Opinion
June Term, 1823.
In debt on bond for a sum less than $100 since the act of 1820 advantage can be taken of the want of jurisdiction by plea in abatement only.
DEBT on three several bonds amounting to $394.50, tried before Daniel, J., at SURRY. The plaintiff on the trial produced (1) a bond for $253.50; (2) a bond for $70, and (3) a bond for $71, all executed by the defendant and payable to himself. The defense was payment. The jury found that, after allowing the several payments made by the defendant, there was a balance due the plaintiff for principal $73.10, and they assessed his damage by way of interest to $5.34.
Upon the rendition and before recording the judgment, the defendant moved to nonsuit the plaintiff. The motion was overruled and judgment was entered, whereupon defendant appealed.
On motion for a nonsuit the plaintiff filed an affidavit which made part of the case, stating that he verily believed the balance justly (370) due him from the defendant was more than $100.
The parties have treated this case as if the cause of action had happened before the act of 1820, ch. 1045. By that act it is declared that all suits hereafter commenced in the Superior or county courts in this State on any bond, promissory note, or liquidated account for a less sum than $100, shall be abated upon the plea of the defendant.
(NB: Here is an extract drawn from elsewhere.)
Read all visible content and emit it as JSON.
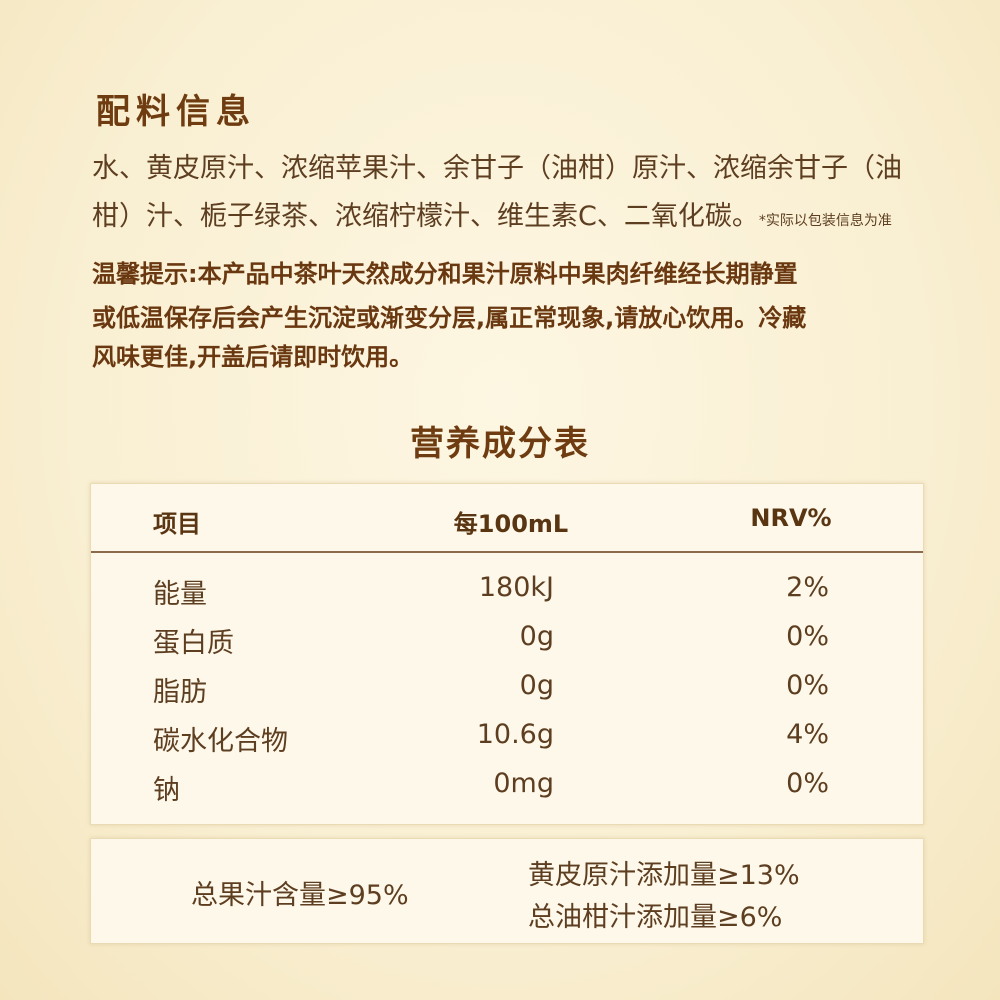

By this act the courts have not the power of nonsuiting in such cases, nor is it necessary for the plaintiff to file an affidavit as he has done. This was the mode pointed out by former acts of Assembly. By this act the suit can be abated only upon the plea of the defendant; of course the judgment of the Superior Court must be
PER CURIAM. Affirmed.
Cited: Clark v. Cameron, 26 N.C. 162.